FOXBOROUGH, Mass. – Devin McCourty was prepared for the challenge as a rookie cornerback last season, ready for any team to test the New England Patriots’ secondary.

Now, after the release of veteran safeties Brandon Meriweather and James Sanders, the acquisition of more than 1,000 pounds of defensive linemen and the drafting of a big cornerback, McCourty’s mind-set hasn’t changed much.

“Last year, I came in and I was a rookie and I was asked the same question as a rookie: ‘Do you think they’ll challenge you deep?’ And I said, ‘Yeah,’ and they did,” McCourty said Thursday. “This year, with the guys we have up front, of course the secondary will be tested on long balls.”

He expects that to continue in Sunday’s home opener against the San Diego Chargers.

“They have good receivers,” he said. “They believe in their receivers so they’re always going to take those chances down the field.”

San Diego’s top two receivers, Vincent Jackson and Malcolm Floyd, are both 6-foot-5. But plenty of teams have big receivers.


So, after tying for second in the NFL with seven interceptions and making the Pro Bowl, McCourty said he’s ready for whatever’s thrown his way.

“As a corner, whether you want it or you don’t want it, it’s coming,” he said. “When you play this position, you’ve got to have that kind of competitive edge.”

The Patriots’ secondary faced its first challenge in a season-opening 38-24 win over the Miami Dolphins on Monday night and had mixed results.

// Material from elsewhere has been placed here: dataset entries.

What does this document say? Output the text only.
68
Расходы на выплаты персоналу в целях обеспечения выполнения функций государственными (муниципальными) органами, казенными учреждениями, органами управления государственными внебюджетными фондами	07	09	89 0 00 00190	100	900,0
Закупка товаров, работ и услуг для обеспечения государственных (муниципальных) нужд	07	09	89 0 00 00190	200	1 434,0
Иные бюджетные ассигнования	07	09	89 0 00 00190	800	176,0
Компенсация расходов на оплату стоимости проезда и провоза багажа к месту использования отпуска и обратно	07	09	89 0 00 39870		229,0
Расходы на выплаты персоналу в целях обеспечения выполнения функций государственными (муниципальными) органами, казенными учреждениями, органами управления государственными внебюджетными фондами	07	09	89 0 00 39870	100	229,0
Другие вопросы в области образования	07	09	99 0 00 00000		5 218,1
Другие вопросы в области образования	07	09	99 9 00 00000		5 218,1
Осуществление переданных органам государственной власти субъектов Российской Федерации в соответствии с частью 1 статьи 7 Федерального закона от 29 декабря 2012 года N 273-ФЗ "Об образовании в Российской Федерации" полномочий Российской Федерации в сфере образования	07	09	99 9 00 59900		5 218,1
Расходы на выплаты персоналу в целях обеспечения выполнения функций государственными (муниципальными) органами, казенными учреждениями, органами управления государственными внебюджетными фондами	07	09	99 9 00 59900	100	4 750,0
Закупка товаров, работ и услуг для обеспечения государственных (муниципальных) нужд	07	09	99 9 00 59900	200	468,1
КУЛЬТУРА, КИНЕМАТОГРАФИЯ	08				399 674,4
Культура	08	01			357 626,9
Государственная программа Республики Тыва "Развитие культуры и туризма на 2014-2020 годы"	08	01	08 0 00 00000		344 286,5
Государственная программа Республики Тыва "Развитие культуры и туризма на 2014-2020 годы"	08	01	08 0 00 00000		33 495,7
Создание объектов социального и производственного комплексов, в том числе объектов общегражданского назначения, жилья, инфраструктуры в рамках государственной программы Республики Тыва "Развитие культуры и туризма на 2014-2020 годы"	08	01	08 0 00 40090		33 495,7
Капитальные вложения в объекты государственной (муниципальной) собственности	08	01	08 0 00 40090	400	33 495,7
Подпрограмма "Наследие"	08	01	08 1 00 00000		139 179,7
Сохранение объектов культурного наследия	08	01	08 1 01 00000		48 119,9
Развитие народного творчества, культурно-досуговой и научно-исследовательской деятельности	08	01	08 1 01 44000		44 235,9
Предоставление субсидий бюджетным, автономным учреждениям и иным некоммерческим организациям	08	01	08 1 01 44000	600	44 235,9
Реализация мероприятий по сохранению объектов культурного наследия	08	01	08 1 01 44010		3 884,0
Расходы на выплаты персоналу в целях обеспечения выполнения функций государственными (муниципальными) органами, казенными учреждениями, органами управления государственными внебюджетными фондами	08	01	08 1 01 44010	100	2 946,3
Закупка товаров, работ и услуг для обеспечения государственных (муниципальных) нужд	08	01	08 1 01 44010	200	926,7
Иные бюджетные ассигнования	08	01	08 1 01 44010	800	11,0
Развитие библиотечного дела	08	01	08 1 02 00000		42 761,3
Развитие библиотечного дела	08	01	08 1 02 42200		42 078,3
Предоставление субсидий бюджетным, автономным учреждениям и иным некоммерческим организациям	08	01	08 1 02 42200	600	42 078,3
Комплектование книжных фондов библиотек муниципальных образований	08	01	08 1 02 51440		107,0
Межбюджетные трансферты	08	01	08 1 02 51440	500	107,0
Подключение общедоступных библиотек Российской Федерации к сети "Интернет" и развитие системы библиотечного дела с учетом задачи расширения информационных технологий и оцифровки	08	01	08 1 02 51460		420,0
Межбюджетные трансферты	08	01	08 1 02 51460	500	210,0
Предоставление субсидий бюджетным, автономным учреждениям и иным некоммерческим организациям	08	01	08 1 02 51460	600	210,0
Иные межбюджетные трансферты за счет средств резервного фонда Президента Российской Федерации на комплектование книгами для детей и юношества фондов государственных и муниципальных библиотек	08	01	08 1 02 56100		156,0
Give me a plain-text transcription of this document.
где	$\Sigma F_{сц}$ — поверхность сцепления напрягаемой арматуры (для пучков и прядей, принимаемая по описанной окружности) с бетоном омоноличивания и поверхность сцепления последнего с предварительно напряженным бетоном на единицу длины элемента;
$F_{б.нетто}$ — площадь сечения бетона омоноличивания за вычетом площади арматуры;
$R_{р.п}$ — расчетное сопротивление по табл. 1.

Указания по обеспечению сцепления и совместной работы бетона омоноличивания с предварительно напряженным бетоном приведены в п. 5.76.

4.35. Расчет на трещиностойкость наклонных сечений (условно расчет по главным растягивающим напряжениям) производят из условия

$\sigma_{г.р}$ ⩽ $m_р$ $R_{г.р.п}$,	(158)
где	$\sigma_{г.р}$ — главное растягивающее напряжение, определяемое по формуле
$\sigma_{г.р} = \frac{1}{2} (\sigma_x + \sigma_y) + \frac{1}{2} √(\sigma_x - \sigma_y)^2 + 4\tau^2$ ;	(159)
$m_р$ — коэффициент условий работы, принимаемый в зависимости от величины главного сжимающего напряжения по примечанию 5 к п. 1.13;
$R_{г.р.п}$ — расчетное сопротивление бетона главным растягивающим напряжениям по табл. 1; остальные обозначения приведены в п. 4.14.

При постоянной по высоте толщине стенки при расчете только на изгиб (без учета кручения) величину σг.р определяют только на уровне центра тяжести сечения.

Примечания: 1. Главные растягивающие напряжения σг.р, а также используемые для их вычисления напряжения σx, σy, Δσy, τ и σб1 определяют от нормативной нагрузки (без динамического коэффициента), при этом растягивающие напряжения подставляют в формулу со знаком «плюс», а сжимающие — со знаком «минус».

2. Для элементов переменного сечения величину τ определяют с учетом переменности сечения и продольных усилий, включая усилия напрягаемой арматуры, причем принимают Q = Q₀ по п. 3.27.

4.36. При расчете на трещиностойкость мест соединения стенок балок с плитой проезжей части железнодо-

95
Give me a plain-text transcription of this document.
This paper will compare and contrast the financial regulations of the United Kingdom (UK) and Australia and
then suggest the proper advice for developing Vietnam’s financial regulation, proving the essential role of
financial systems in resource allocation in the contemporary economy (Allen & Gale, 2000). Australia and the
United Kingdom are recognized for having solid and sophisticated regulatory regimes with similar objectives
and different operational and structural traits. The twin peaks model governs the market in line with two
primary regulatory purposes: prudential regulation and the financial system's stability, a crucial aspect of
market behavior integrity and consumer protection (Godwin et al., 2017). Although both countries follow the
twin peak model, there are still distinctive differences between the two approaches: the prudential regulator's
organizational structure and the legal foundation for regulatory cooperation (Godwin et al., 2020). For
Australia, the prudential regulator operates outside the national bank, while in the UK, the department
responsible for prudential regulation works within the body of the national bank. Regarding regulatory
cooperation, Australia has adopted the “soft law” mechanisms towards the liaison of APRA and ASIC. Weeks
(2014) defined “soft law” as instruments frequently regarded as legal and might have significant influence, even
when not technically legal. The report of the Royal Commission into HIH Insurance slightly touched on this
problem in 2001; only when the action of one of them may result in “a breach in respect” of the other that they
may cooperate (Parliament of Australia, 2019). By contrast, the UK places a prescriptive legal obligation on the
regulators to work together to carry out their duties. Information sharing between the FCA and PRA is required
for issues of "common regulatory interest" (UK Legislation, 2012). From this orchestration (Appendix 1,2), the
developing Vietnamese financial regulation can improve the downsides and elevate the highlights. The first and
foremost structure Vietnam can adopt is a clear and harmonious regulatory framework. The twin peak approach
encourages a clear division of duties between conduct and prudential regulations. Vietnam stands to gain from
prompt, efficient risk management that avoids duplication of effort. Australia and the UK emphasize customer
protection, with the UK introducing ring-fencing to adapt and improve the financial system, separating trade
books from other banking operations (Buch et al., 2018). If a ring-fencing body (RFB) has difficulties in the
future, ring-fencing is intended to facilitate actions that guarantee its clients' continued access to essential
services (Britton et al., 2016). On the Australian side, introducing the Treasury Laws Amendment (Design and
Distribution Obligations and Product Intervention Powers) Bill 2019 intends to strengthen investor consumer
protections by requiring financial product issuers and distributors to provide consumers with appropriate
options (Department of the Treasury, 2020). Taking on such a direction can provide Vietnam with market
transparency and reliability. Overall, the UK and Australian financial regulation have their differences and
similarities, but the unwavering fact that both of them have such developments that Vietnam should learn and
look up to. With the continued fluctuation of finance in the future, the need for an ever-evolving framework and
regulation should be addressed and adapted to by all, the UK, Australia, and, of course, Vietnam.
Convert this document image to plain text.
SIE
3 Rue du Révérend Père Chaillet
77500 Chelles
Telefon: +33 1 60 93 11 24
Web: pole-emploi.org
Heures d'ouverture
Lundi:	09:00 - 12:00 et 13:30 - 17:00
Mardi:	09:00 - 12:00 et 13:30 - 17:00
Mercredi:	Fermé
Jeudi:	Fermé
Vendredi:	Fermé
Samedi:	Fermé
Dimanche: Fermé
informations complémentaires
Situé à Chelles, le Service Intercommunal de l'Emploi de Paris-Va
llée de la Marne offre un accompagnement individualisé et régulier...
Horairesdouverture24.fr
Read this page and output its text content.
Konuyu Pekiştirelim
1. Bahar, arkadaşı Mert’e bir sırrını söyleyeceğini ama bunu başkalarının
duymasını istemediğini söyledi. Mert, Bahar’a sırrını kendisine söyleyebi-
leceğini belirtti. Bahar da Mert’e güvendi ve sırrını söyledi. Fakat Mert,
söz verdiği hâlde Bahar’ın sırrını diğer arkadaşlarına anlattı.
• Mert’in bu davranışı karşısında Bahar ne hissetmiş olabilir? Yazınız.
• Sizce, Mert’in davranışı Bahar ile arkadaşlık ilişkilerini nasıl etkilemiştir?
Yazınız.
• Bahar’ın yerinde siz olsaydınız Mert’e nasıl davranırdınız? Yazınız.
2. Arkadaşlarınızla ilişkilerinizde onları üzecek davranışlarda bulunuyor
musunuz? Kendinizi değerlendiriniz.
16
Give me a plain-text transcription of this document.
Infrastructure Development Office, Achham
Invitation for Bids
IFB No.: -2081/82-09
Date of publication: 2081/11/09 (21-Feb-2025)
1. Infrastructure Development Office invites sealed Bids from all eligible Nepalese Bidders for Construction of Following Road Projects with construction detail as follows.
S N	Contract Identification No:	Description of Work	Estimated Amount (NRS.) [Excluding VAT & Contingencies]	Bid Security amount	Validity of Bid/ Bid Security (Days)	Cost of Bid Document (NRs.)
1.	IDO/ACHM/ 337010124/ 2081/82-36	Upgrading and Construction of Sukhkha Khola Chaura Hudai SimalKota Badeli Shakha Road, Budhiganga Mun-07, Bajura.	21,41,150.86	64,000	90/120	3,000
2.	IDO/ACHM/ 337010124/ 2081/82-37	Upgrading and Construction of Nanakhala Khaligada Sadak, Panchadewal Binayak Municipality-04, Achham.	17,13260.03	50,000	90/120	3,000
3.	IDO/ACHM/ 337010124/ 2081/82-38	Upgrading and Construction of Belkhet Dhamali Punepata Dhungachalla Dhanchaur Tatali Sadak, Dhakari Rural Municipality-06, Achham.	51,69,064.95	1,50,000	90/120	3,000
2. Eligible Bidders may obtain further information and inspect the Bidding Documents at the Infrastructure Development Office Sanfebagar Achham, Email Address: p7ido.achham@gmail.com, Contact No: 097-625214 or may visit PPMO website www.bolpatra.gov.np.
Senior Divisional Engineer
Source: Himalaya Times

Chad Henne threw for a career-high 416 yards, including nine completions of 21 yards or more, while receiver Brandon Marshall used his 6-foot-4, 230-pound frame to haul in seven passes for 139 yards.

The Patriots developing secondary knows there is plenty of room for improvement.

“Even if you have a great game, there’s things to work on,” said third-year safety Patrick Chung, who, along with McCourty, played every defensive snap on Monday. “You always have to find the things that you have to work on so you can complete yourself as a football player and you can help the team.”


What the secondary lacks in experience, it more than makes up for in size.

Safeties Chung, Sergio Brown, James Ihedigbo and Josh Barrett are all listed at over 200 pounds, and cornerbacks Leigh Bodden and rookie Ras-I Dowling are both 6-1. McCourty is the smallest member of the group at 5-10 and 193 pounds, yet he led the team with 11 tackles against the Dolphins.

“I think the biggest thing is just to kind of compete because those (receivers) are going to have that advantage. So a lot of times when the ball’s in the air, (I’m) just trying to go attack the ball, trying to get different ways to get the ball out,” McCourty said. “In this league, there’s a lot of bigger, stronger guys so you’ve got to kind of just stay after it.”

New England’s signings of defensive linemen Albert Haynesworth, Shaun Ellis, Andre Carter and Mark Anderson may further influence opposing offenses to test the secondary rather than run the ball.

“These are games where you can kind of make statements for how good you are in the back end as a defense when you play big-time offenses like this,” Ihedigbo said.

Still trying to jell after Sanders and Meriweather were cut in late August, the remaining members of the secondary are leaning on each other for help.


“They ask me questions and I’ll ask them questions,” Chung said. “When we’re in the meetings, when we have our own meetings, when we’re just sitting here in our locker (room), we just make sure that our communication is solid every time.”

San Diego had the NFL’s top-ranked offense last season behind quarterback Philip Rivers and his league-best 4,710 yards. With Jackson, Floyd and 260-pound tight end Antonio Gates, Rivers has appealing targets downfield.

“We’ve got our hands full again,” McCourty said. “But that’s what you kind of expect. In the NFL, we have more receivers that are bigger guys and still can run very well and run good routes.”

“It’s a very talented receiving corps, very talented offense,” Ihedigbo said. “You just try to do your best to neutralize them.”